You see, in the original game, players cooperatively build a single landscape, discussing tile placements to try and earn the most points while satisfying various tasks spread out across the land. In Dorfromantik: The Duel, each player is building their own landscape, and competing against the other one to earn the most points.

The game starts with one player laying all of their landscape and task tiles face up on the table where both players can see them. The other player shuffles their tiles, and is the drawer. Before every tile is drawn, players need to assess how many tasks they both have on the go. If either landscape has less than 3 tasks, then a task tile must be drawn. The drawer draws a tile, and the other player needs to find the matching tile, then both players build out their landscapes. The task tiles also have the drawing player revealing a random task number, which the players need to match a certain number of terrain tiles together to complete the task.
The tiles can contain plain pastures, yellow fields, green forests, and townships. Matching the terrain types is not necessary for general placement, but the tasks do require a certain number of each terrain type to be adjacent. Some tiles also contain flags, which will earn you 1 point per tile of the matching terrain, assuming you manage to close it off before the end of the game. There are also river and train tracks, which cannot just end against a terrain type, but can be placed in such a way that you could have multiple train or streams dotting your landscape.

Players continue flipping tiles in Dorfromantik: The Duel, until the landscape tiles run out. The score is the sum of the tasks you completed, plus the length of your longest train and river, and the points each of your flags earns you. The player who has the most points at the end of the game is crowned the winner.
I’m starting to really rebel against the trend of “cozy games”. These are games that endeavour to make you feel cozy and unchallenged throughout the play time. There is absolutely no grit in Dorfromantik: The Duel, nothing to really make you care about the landscape you’re building. The tasks are there, but they’re easy to complete. Without restrictions on non-matching landscapes, a la Carcassonne or Isle of Skye, every tile placement feels pretty arbitrary.
My biggest gripe with the game has to do with how much of a table hog it is. With one player displaying their 80 tiles, it takes up half my table. Then both players need to slowly build up their landscape, each one sprawling in each direction, eventually either running off the table, or into the other player’s village (and sometimes both).
Another annoyance I had come up, was trying to find the tile that the drawer had picked. It’s annoying enough that I’m sifting through my tiles, trying to find the one tile that has two field spots and one forest spot amongst all the tiles that have fields and forests, but it’s another that the villages have different coloured roofs between the two players, making it surprisingly tricky to always find the matching tile. I realize that last part is a minor thing to complain about, but it still made me feel frustrated. I personally believe the tiles should be numbered, like in Karuba, that would at the very least assist the non-drawing player in finding their tile quickly.

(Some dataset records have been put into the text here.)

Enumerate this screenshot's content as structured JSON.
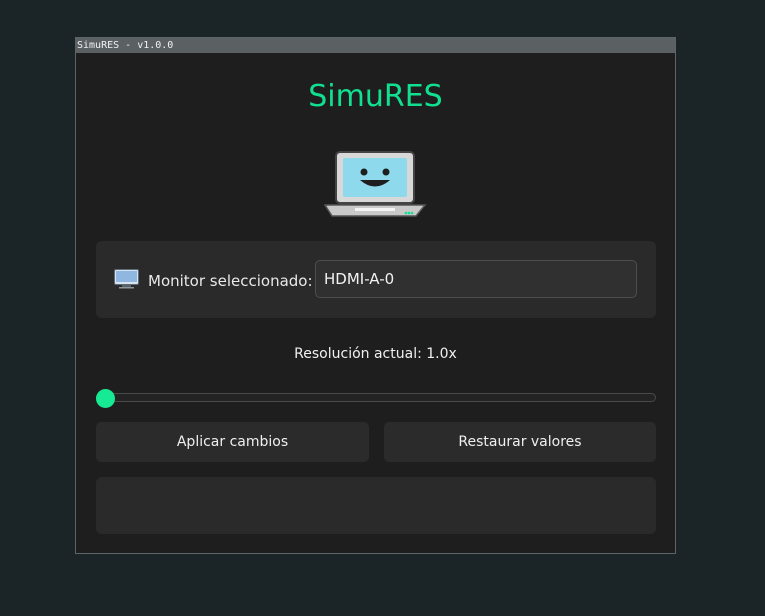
{
  "window": {
    "title": "SimuRES - v1.0.0"
  },
  "app": {
    "title": "SimuRES"
  },
  "monitor": {
    "label": "Monitor seleccionado:",
    "value": "HDMI-A-0"
  },
  "resolution": {
    "label": "Resolución actual: 1.0x",
    "slider_fraction": 0
  },
  "buttons": {
    "apply_label": "Aplicar cambios",
    "restore_label": "Restaurar valores"
  },
  "status": {
    "message": ""
  },
  "icons": {
    "mascot": "laptop-smiling-icon",
    "monitor": "monitor-icon"
  },
  "colors": {
    "background": "#1b2528",
    "window": "#1e1e1e",
    "accent": "#10e08f",
    "panel": "#2a2a2a",
    "text": "#efefef"
  }
}
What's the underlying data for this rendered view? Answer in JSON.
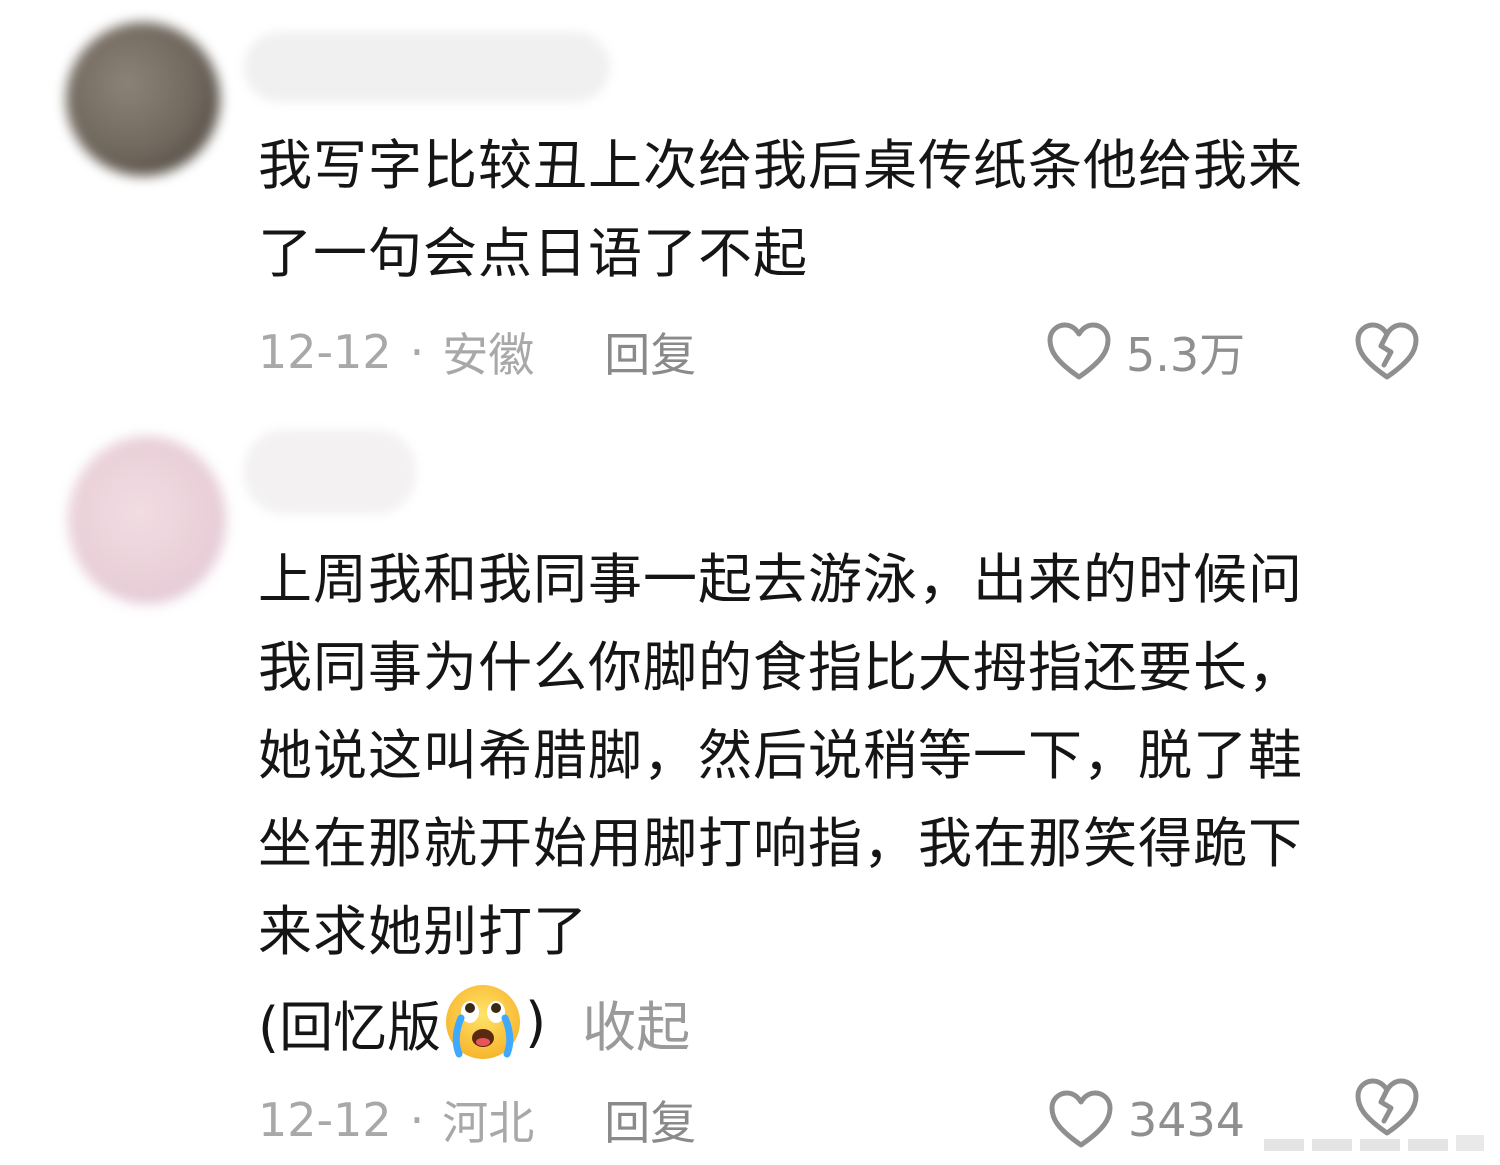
{
  "comments": [
    {
      "text": "我写字比较丑上次给我后桌传纸条他给我来\n了一句会点日语了不起",
      "date": "12-12",
      "separator": "·",
      "location": "安徽",
      "reply_label": "回复",
      "like_count": "5.3万",
      "icons": [
        "heart-outline-icon",
        "broken-heart-icon"
      ]
    },
    {
      "text": "上周我和我同事一起去游泳，出来的时候问\n我同事为什么你脚的食指比大拇指还要长，\n她说这叫希腊脚，然后说稍等一下，脱了鞋\n坐在那就开始用脚打响指，我在那笑得跪下\n来求她别打了",
      "extra_prefix": "(回忆版",
      "extra_suffix": ")",
      "emoji": "crying-face-emoji",
      "collapse_label": "收起",
      "date": "12-12",
      "separator": "·",
      "location": "河北",
      "reply_label": "回复",
      "like_count": "3434",
      "icons": [
        "heart-outline-icon",
        "broken-heart-icon"
      ]
    }
  ]
}
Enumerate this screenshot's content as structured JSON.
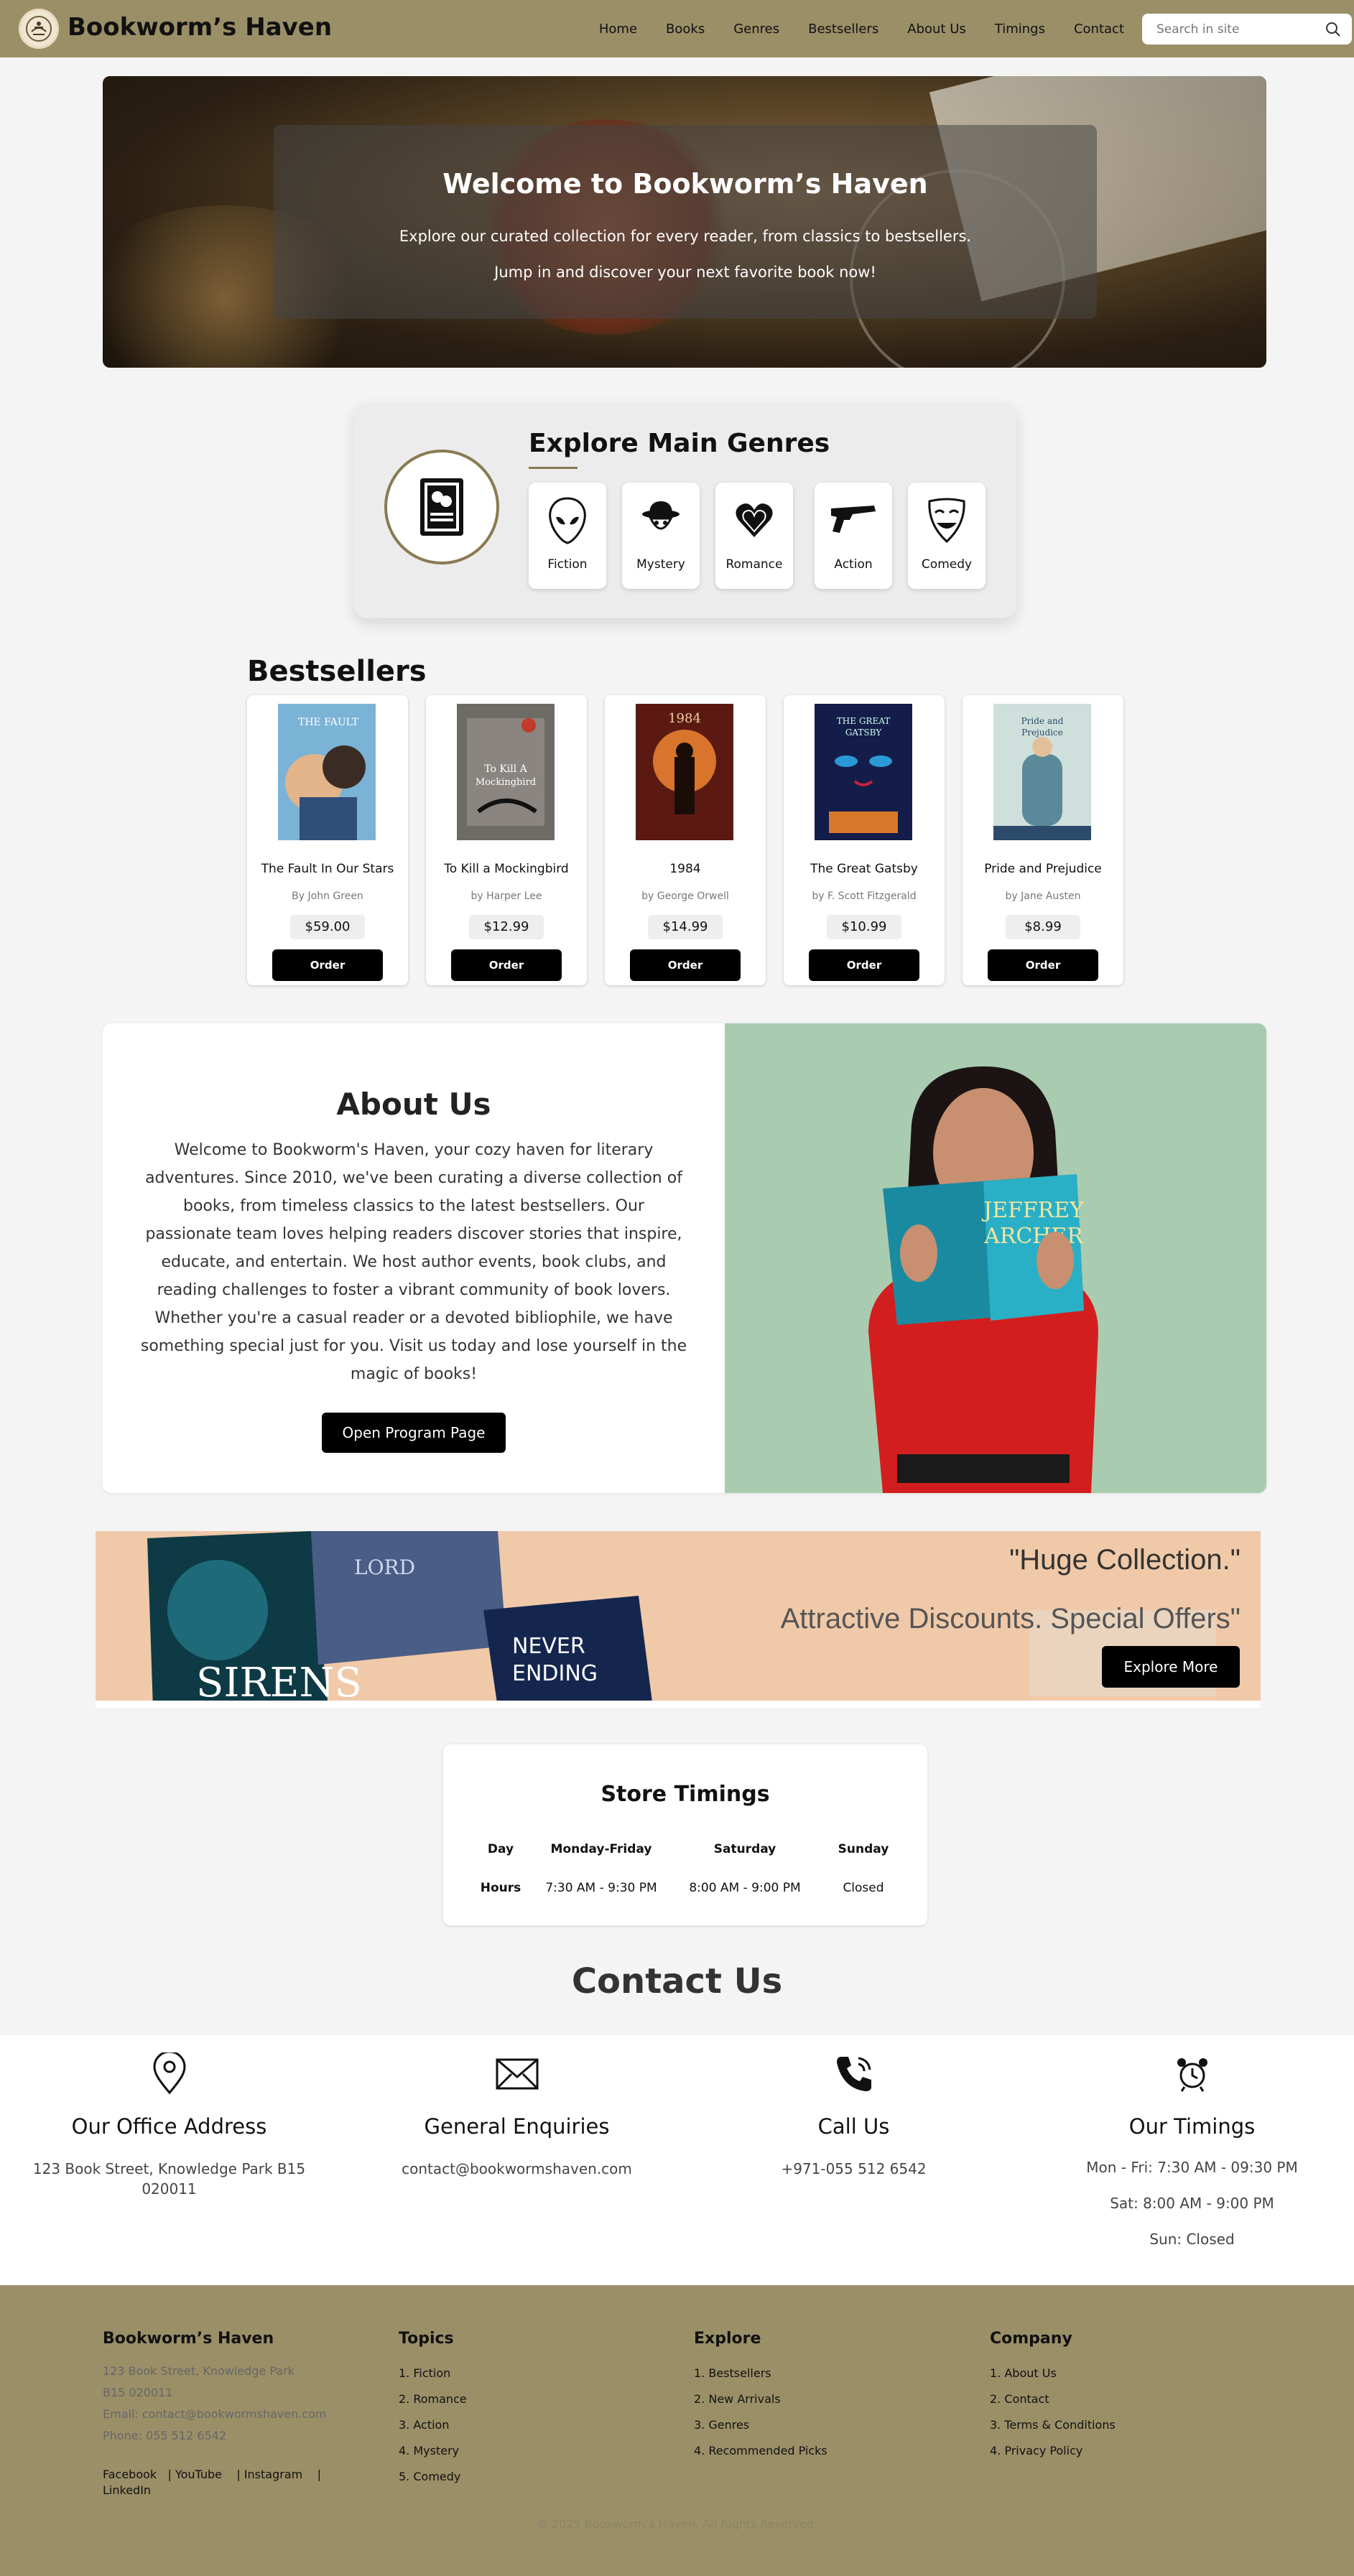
{
  "colors": {
    "nav_bg": "#9b8f68",
    "accent": "#8a7a52",
    "button": "#000000"
  },
  "header": {
    "brand": "Bookworm’s Haven",
    "nav": [
      "Home",
      "Books",
      "Genres",
      "Bestsellers",
      "About Us",
      "Timings",
      "Contact"
    ],
    "search_placeholder": "Search in site"
  },
  "hero": {
    "title": "Welcome to Bookworm’s Haven",
    "line1": "Explore our curated collection for every reader, from classics to bestsellers.",
    "line2": "Jump in and discover your next favorite book now!"
  },
  "genres": {
    "title": "Explore Main Genres",
    "items": [
      {
        "label": "Fiction",
        "icon": "alien-icon"
      },
      {
        "label": "Mystery",
        "icon": "detective-icon"
      },
      {
        "label": "Romance",
        "icon": "heart-icon"
      },
      {
        "label": "Action",
        "icon": "revolver-icon"
      },
      {
        "label": "Comedy",
        "icon": "smiling-mask-icon"
      }
    ]
  },
  "bestsellers": {
    "title": "Bestsellers",
    "books": [
      {
        "title": "The Fault In Our Stars",
        "author": "By John Green",
        "price": "$59.00",
        "order": "Order"
      },
      {
        "title": "To Kill a Mockingbird",
        "author": "by Harper Lee",
        "price": "$12.99",
        "order": "Order"
      },
      {
        "title": "1984",
        "author": "by George Orwell",
        "price": "$14.99",
        "order": "Order"
      },
      {
        "title": "The Great Gatsby",
        "author": "by F. Scott Fitzgerald",
        "price": "$10.99",
        "order": "Order"
      },
      {
        "title": "Pride and Prejudice",
        "author": "by Jane Austen",
        "price": "$8.99",
        "order": "Order"
      }
    ]
  },
  "about": {
    "title": "About Us",
    "text": "Welcome to Bookworm's Haven, your cozy haven for literary adventures. Since 2010, we've been curating a diverse collection of books, from timeless classics to the latest bestsellers. Our passionate team loves helping readers discover stories that inspire, educate, and entertain. We host author events, book clubs, and reading challenges to foster a vibrant community of book lovers. Whether you're a casual reader or a devoted bibliophile, we have something special just for you. Visit us today and lose yourself in the magic of books!",
    "button": "Open Program Page"
  },
  "promo": {
    "quote": "\"Huge Collection.\"",
    "subtitle": "Attractive Discounts. Special Offers\"",
    "button": "Explore More"
  },
  "timings": {
    "title": "Store Timings",
    "row_day": [
      "Day",
      "Monday-Friday",
      "Saturday",
      "Sunday"
    ],
    "row_hours": [
      "Hours",
      "7:30 AM - 9:30 PM",
      "8:00 AM - 9:00 PM",
      "Closed"
    ]
  },
  "contact": {
    "title": "Contact Us",
    "office": {
      "heading": "Our Office Address",
      "value": "123 Book Street, Knowledge Park B15 020011"
    },
    "enquiries": {
      "heading": "General Enquiries",
      "value": "contact@bookwormshaven.com"
    },
    "call": {
      "heading": "Call Us",
      "value": "+971-055 512 6542"
    },
    "hours": {
      "heading": "Our Timings",
      "lines": [
        "Mon - Fri: 7:30 AM - 09:30 PM",
        "Sat: 8:00 AM - 9:00 PM",
        "Sun: Closed"
      ]
    }
  },
  "footer": {
    "brand": "Bookworm’s Haven",
    "address": [
      "123 Book Street, Knowledge Park",
      "B15 020011",
      "Email: contact@bookwormshaven.com",
      "Phone: 055 512 6542"
    ],
    "social": [
      "Facebook",
      "YouTube",
      "Instagram",
      "LinkedIn"
    ],
    "topics": {
      "heading": "Topics",
      "items": [
        "1. Fiction",
        "2. Romance",
        "3. Action",
        "4. Mystery",
        "5. Comedy"
      ]
    },
    "explore": {
      "heading": "Explore",
      "items": [
        "1. Bestsellers",
        "2. New Arrivals",
        "3. Genres",
        "4. Recommended Picks"
      ]
    },
    "company": {
      "heading": "Company",
      "items": [
        "1. About Us",
        "2. Contact",
        "3. Terms & Conditions",
        "4. Privacy Policy"
      ]
    },
    "copyright": "© 2025 Bookworm’s Haven. All Rights Reserved."
  }
}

Those gripes aside, Dorfromantik: The Duel is undeniably pleasant. The art is charming, the turns are breezy, and there’s never a sense of pressure. You won’t agonize over a tile placement, and for some players, that’s exactly the appeal. It’s a game that asks very little of you, other than to sit back, relax, and build a countryside for half an hour.
But for me, that’s where it falls flat. I want games that push me, that reward clever planning and punish sloppy mistakes. I want tension in my decisions, a sense that the landscape I’m building matters. Dorfromantik: The Duel offers almost none of that. It’s easygoing to the point of being forgettable. It’s a cozy diversion rather than a compelling contest. And while I can see its value as a low-stakes, charming board game, I’ll be looking elsewhere when I want a duel worth remembering.